Yannick Streicher, Peter Dayan

Based on ideas from Eldar et al (2016), we lay the theoretical groundwork to explore the role of mood in humans, particularly how it may accelerate learning in environments with temporally correlated changes in reward. To investigate this, we focus on roving multi-armed bandits as a general model for such dynamic scenarios. We derive optimal behavior under the assumption of problem knowledge, and describe a learning agent capable of adjusting to temporal structures autonomously. We assess the learning agent's ability to match theoretically optimal behavior and examine its relationship with established models of mood.

We consider a variant of a multi-armed bandit problem, a decision-making dilemma involving exploration and exploitation. In particular, we introduce an additional hidden environmental factor that influences the general quality of each option, and that changes over time in a correlated manner, changing the way that an optimal decision-maker should explore.

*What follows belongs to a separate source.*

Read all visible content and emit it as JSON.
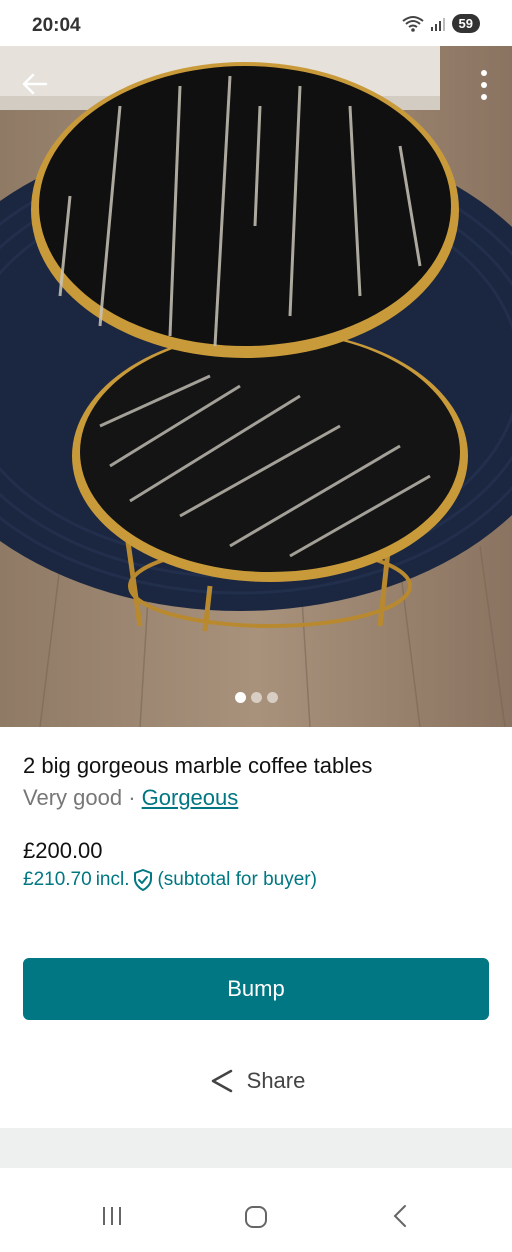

We solve the problem as a partially observable Markov decision process and use model-based planning. Moreover, to explore how an agent can act optimally without prior knowledge of the hidden factor's dynamics, we build on meta-gradient reinforcement learning (Xu et al. 2018). We had already successfully applied this method to optimize exploration in a stationary bandit task. In meta-gradient reinforcement learning, along with  optimizing the policy of the agent on each round of training, we optimize the way it learns from experience with respect to a global objective.

Existing models of mood, as in Eldar et al. 2016, fit well into this framework as longer-term mood influences human perception of rewards, indicating that mood could be a part of a subjective reward function. The meta-gradient agent has the potential to uncover the objectives that mood seeks to achieve by learning an optimal subjective reward function in context of this problem.

We establish baselines for this particular roving bandit problem, and use them to gain insights into the working and effectiveness of meta-gradient reinforcement learning. By establishing a reference against which current models of mood can be compared, we plan to contribute to the discussion of mood models.